Speaking of which, my major grouse with Gatta Kusthi is the audience to which it caters to. And there are two clear fractions in this case: the soap opera-watching audience that will hoot and cheer at the wife-beater and domestic abuse jokes, and the multiplex-going urban group that thinks ‘Singapenney’ is a feminist anthem and believes Bigil is a women empowerment film. Gatta Kusthi, when it speaks to the former category, is quite enjoyable despite normalising a few dangerous ideas and traditions. But when it switches into the ‘Singappeney’ zone, it becomes a boring lecture.
But back to She Baashha. When these two forces (Keerthi and Veera) meet, there is friction. This “friction” is caused because of the people they move with. Veera’s uncle (played by Karunas) advises him on the wedding night to keep the wife in check and perhaps give her a slap once a while. Keerthi is influenced by the wives who are at the receiving end of the slaps. “If they hit you once, you should give back twice,” one woman tells her.
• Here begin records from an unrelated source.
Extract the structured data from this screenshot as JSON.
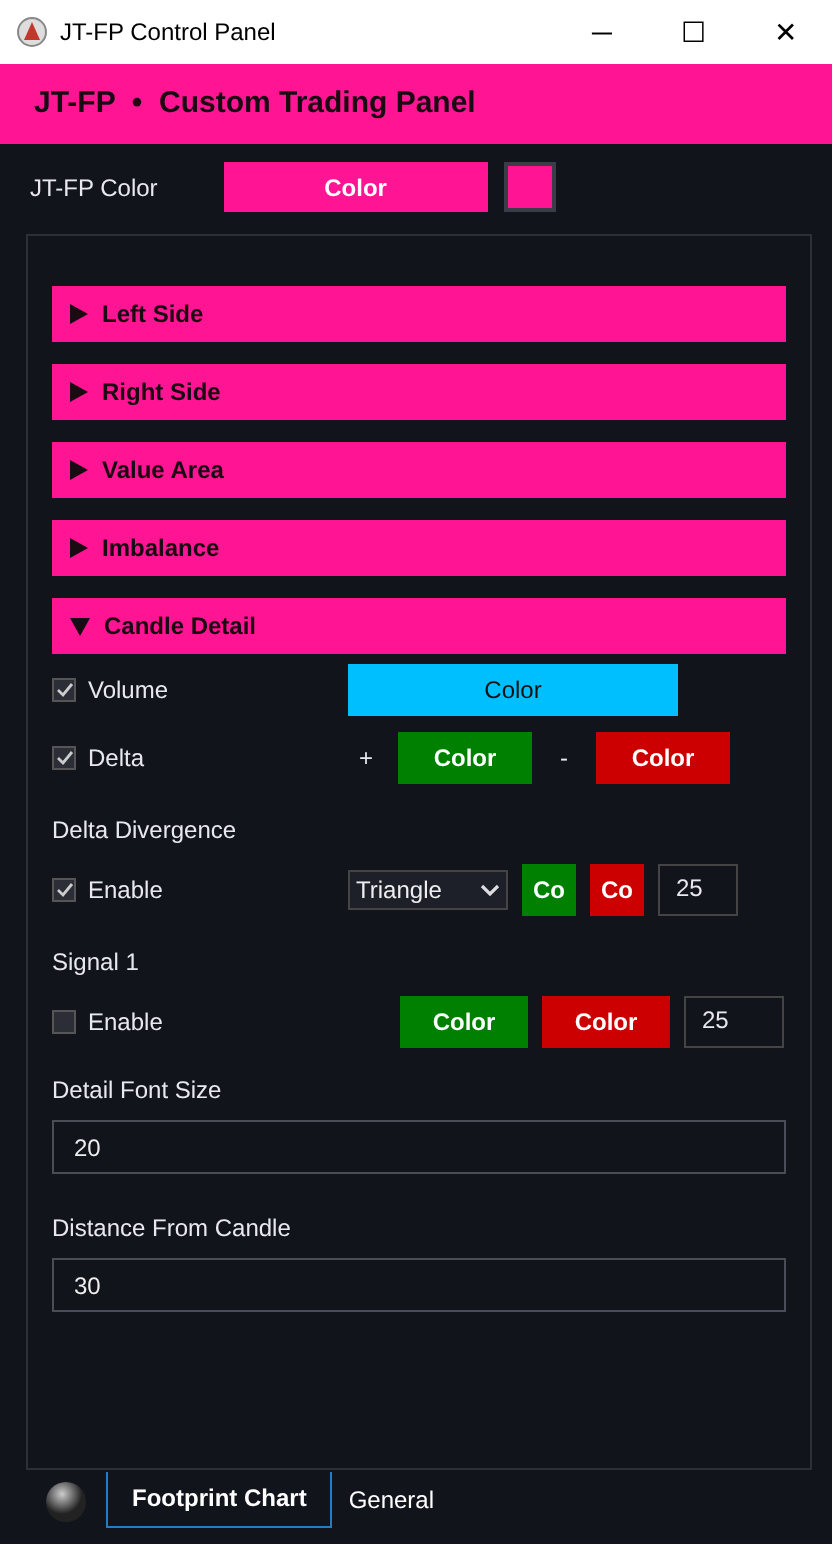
{
  "window": {
    "title": "JT-FP Control Panel",
    "controls": [
      "─",
      "☐",
      "✕"
    ]
  },
  "header": {
    "title": "JT-FP  •  Custom Trading Panel"
  },
  "theme_color": {
    "label": "JT-FP Color",
    "button": "Color",
    "color": "#ff1493"
  },
  "sections": [
    {
      "label": "Left Side",
      "expanded": false
    },
    {
      "label": "Right Side",
      "expanded": false
    },
    {
      "label": "Value Area",
      "expanded": false
    },
    {
      "label": "Imbalance",
      "expanded": false
    },
    {
      "label": "Candle Detail",
      "expanded": true,
      "rows": [
        {
          "kind": "check",
          "label": "Volume",
          "checked": true,
          "controls": [
            {
              "kind": "button",
              "label": "Color",
              "color": "#00bfff"
            }
          ]
        },
        {
          "kind": "check",
          "label": "Delta",
          "checked": true,
          "controls": [
            {
              "kind": "sign",
              "label": "+"
            },
            {
              "kind": "button",
              "label": "Color",
              "color": "#008000"
            },
            {
              "kind": "sign",
              "label": "-"
            },
            {
              "kind": "button",
              "label": "Color",
              "color": "#cc0000"
            }
          ]
        },
        {
          "kind": "heading",
          "label": "Delta Divergence"
        },
        {
          "kind": "check",
          "label": "Enable",
          "checked": true,
          "controls": [
            {
              "kind": "select",
              "label": "Triangle"
            },
            {
              "kind": "button",
              "label": "Co",
              "color": "#008000"
            },
            {
              "kind": "button",
              "label": "Co",
              "color": "#cc0000"
            },
            {
              "kind": "number",
              "label": "25"
            }
          ]
        },
        {
          "kind": "heading",
          "label": "Signal 1"
        },
        {
          "kind": "check",
          "label": "Enable",
          "checked": false,
          "controls": [
            {
              "kind": "button",
              "label": "Color",
              "color": "#008000"
            },
            {
              "kind": "button",
              "label": "Color",
              "color": "#cc0000"
            },
            {
              "kind": "number",
              "label": "25"
            }
          ]
        },
        {
          "kind": "field",
          "label": "Detail Font Size",
          "value": "20"
        },
        {
          "kind": "field",
          "label": "Distance From Candle",
          "value": "30"
        }
      ]
    }
  ],
  "tabs": [
    {
      "label": "Footprint Chart",
      "selected": true
    },
    {
      "label": "General",
      "selected": false
    }
  ]
}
Shouldn’t you guys be rushing to R2 police station, filing a domestic abuse complaint, we, on our part, wonder. But this is not that kind of a film.
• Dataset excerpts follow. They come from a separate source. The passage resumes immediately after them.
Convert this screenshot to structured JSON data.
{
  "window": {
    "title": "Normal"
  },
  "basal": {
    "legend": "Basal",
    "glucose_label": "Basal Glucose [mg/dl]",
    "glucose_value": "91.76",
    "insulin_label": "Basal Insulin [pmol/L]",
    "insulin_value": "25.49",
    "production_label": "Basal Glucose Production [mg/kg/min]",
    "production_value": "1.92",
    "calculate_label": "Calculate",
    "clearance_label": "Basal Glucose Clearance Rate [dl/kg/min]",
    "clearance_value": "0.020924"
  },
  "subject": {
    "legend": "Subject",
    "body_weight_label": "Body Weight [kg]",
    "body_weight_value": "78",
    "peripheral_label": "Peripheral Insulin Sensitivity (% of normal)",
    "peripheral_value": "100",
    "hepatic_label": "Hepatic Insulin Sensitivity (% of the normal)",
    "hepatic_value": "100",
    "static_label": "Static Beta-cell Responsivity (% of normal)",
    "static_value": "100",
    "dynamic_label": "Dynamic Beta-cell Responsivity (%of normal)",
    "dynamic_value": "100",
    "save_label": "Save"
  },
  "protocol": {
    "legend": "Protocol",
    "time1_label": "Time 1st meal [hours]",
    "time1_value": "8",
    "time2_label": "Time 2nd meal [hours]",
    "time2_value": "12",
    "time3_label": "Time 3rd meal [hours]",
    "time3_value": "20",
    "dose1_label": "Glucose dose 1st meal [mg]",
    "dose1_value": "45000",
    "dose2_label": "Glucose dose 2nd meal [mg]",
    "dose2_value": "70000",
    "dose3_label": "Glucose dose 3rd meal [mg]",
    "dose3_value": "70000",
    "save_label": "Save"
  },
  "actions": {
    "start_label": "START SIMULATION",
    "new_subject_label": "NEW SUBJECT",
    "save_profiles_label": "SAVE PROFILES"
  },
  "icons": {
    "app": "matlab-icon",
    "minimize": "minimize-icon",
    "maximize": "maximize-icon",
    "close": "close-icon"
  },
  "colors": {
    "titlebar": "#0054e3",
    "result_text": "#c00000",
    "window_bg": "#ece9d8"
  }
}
You know what will happen if Veera touches Keerthi (not like that, you naughty people). We wait for the transformation scene. And when the submissive Manickam turns into a menacing Baashha, we get a terrific interval scene with Keerthi transforming as well. I got my money back just for this.
This is a film that turns toxic masculinity on its head by having a woman leading from the front. This is a film where a woman washes and rinses her own wig to keep the marriage afloat! But again, this is also a movie that becomes a bit of a drag when it goes into the philosophy of marriage and gender politics. The last quarter doesn’t come together; Veera and Keerthi decide to fight it out in the ring. Whatever little pleasure we enjoyed so far begins to peter out.
Gatta Kusthi has references to Aamir Khan’s Dangal, but it puts a delightful spin on Sultan. In the Salman Khan-starrer, we see Sultan fighting himself in a bid to win back his wife (played by Anushka Sharma). A former wrestler herself, we see marriage and motherhood being detrimental in Anushka’s dreams, eventually forcing her to quit wrestling.
Chella Ayyavu makes a great point about the politics of gender in sports. For most men, sports is all about winning the opponent to prove themselves. But for women, they first have to win over their family, to even step into the arena. Gatta Kusthi, in a way, is a counterpoint to what Sultan was. Just for that, it is a winning comedy.